Wed Dec 31 17:11:38 UTC 2014

Hello Labs,

Many of you may recall that until some point late 2013, one of the 
features of the labs file server was that it provided time travel 
snapshots (you could see a consistent view of the filesystem as it 
existed 1h, 2h, 3h, 1d, 2d, 3d and 1 week ago).

This was disabled at that time - despite being generally considered 
valuable - because it was suspected to be (part of) the stability 
problems the NFS server suffered at the time.  This turns out to not 
have been the case, and we could turn it back on now.

Indeed, doing so is a prerequisite to the planned replication of the 
filesystem in the new datacenter where a redundant Labs installation is 
slated to be deployed[1].

The issue is that turning that feature back on requires changing the way 
the disk space is currently allocated at a low level[2] and necessitates 
a fairly long period of partial downtime during which data is being 
copied from one part of the disk subsystem to the other.  In practice, 
this would require the primary partitions (/home and /data/project) to 
be set readonly for a period on the order of a day (24-30 hours).

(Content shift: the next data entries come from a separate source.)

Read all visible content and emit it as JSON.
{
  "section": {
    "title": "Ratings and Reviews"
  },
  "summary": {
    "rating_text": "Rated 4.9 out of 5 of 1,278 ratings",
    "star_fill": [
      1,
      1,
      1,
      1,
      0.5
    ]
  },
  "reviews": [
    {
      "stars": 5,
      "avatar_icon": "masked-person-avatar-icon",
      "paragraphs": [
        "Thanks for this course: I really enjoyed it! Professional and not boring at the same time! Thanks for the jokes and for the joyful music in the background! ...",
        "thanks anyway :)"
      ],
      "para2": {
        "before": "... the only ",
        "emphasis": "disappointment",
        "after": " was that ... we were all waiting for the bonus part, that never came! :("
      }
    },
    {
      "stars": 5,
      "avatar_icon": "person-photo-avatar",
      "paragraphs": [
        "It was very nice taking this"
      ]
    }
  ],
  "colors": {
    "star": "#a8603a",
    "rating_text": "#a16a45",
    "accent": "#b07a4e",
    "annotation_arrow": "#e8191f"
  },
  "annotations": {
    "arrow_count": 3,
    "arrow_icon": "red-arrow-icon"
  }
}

That downtime is pretty much unavoidable eventually as it is a 
requirement of expanding labs and improving data resillience and 
reliability, but the /timing/ of that is flexible.  I wanted to "poll" 
labs users as to when the possibility of disruption is minimized, and 
give everyone plenty of time to make contingency planning and/or notify 
their endusers of the expected period of reduced availability.

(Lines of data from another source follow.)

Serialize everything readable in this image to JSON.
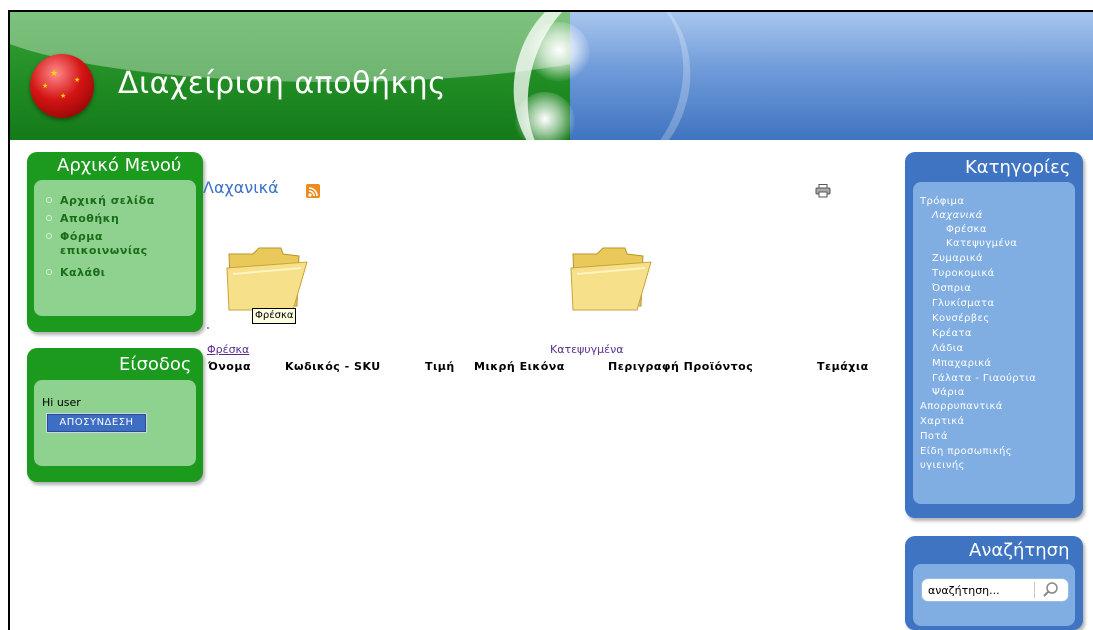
{
  "header": {
    "title": "Διαχείριση αποθήκης"
  },
  "left_menu": {
    "title": "Αρχικό Μενού",
    "items": [
      {
        "label": "Αρχική σελίδα"
      },
      {
        "label": "Αποθήκη"
      },
      {
        "label": "Φόρμα"
      },
      {
        "label": "επικοινωνίας"
      },
      {
        "label": "Καλάθι"
      }
    ]
  },
  "login": {
    "title": "Είσοδος",
    "greeting": "Hi user",
    "logout_label": "ΑΠΟΣΥΝΔΕΣΗ"
  },
  "main": {
    "title": "Λαχανικά",
    "tooltip": "Φρέσκα",
    "subcategories": [
      {
        "label": "Φρέσκα"
      },
      {
        "label": "Κατεψυγμένα"
      }
    ],
    "table_headers": [
      "Όνομα",
      "Κωδικός - SKU",
      "Τιμή",
      "Μικρή Εικόνα",
      "Περιγραφή Προϊόντος",
      "Τεμάχια"
    ]
  },
  "categories": {
    "title": "Κατηγορίες",
    "items": [
      {
        "label": "Τρόφιμα",
        "level": 0
      },
      {
        "label": "Λαχανικά",
        "level": 1
      },
      {
        "label": "Φρέσκα",
        "level": 2
      },
      {
        "label": "Κατεψυγμένα",
        "level": 2
      },
      {
        "label": "Ζυμαρικά",
        "level": 1
      },
      {
        "label": "Τυροκομικά",
        "level": 1
      },
      {
        "label": "Όσπρια",
        "level": 1
      },
      {
        "label": "Γλυκίσματα",
        "level": 1
      },
      {
        "label": "Κονσέρβες",
        "level": 1
      },
      {
        "label": "Κρέατα",
        "level": 1
      },
      {
        "label": "Λάδια",
        "level": 1
      },
      {
        "label": "Μπαχαρικά",
        "level": 1
      },
      {
        "label": "Γάλατα - Γιαούρτια",
        "level": 1
      },
      {
        "label": "Ψάρια",
        "level": 1
      },
      {
        "label": "Απορρυπαντικά",
        "level": 0
      },
      {
        "label": "Χαρτικά",
        "level": 0
      },
      {
        "label": "Ποτά",
        "level": 0
      },
      {
        "label": "Είδη προσωπικής",
        "level": 0
      },
      {
        "label": "υγιεινής",
        "level": 0
      }
    ]
  },
  "search": {
    "title": "Αναζήτηση",
    "placeholder": "αναζήτηση..."
  },
  "colors": {
    "green": "#1b9a1e",
    "blue": "#3e74c2",
    "link": "#5b2f8c"
  }
}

Provided there is a good consensus that the week is a better time than 
the weekend (I am guessing here that volunteer coders and users are more 
active during the weekend) then I would suggest starting the operation 
on Tuesday, January 13 at 18:00 UTC.  The period of downtime is expected 
to last until January 14, 18:00 UTC but may extend a few hours beyond that.

The expected impacts are:

* Starting at the beginning of the window, /home and /data/project will 
switch to readonly mode; any attempt to write to files to those trees 
will result in EROFS errors being thrown.  Reading from those 
filesystems will still work as expected, so would writing to other 
filesystems;
* Read performance may degrade noticably as the disk subsystem will be 
loaded to capacity;
* It will not be possible to manipulate the gridengine queue - 
specifically, starting or stopping jobs will not work; and
* At the end of the window, when the operation is complete, the "old" 
file system will go away and be replaced by the new one - this will 
cause any access to files or directories that were previously opened 
(including working directories) on the affected filesystems to error out 
with ESTALE.  Reopening files by name will access the new copy identical 
to the one at the time the filesystems became readonly.

In practice, that latter impact has the effect that most running 
programs will be unable to continue unless they have special handling 
for this situation, and most gridengine jobs will no longer be able to 
log output.  It may be a good idea to restart any continuous tool at 
that time.  All webservices that were running at the start of the 
maintenance window will be restarted at that time.

If you have tools or other processes running that do not rely on being 
able to write to /data/project, they may be able to continue running 
during the downtime without interruption.  Jobs that only access the 
network (for instance, the Mediawiki API) or the databases will not 
likely be affected.  Because of this, no automatic or forcible restart 
of running (non-webservice) jobs will be made.

In particular, if you have a tool whose continued operation is 
important, temporarily modifying it so that it works from /data/scratch 
may be a good workaround.

Finally, in order to avoid risks of the filesystem move taking longer 
than expected and increasing downtime significantly, LOG FILES OVER 1G 
WILL BE NOT BE COPIED.  If you have critical files that are not simple 
log files but whose names end in .log, .err or .out then you MUST 
compress those files if you absolutely require them to survive the 
transition.  Alternately, truncating them to some size comfortably 
smaller than 1G will work if the file must remain uncompressed.

The speed and reliability of the maintenance process depends on the 
total data to copy.  If you can clean up both your home and project 
directories of extraneous files, you'll help the process greatly.  :-)

Thanks all,

-- Marc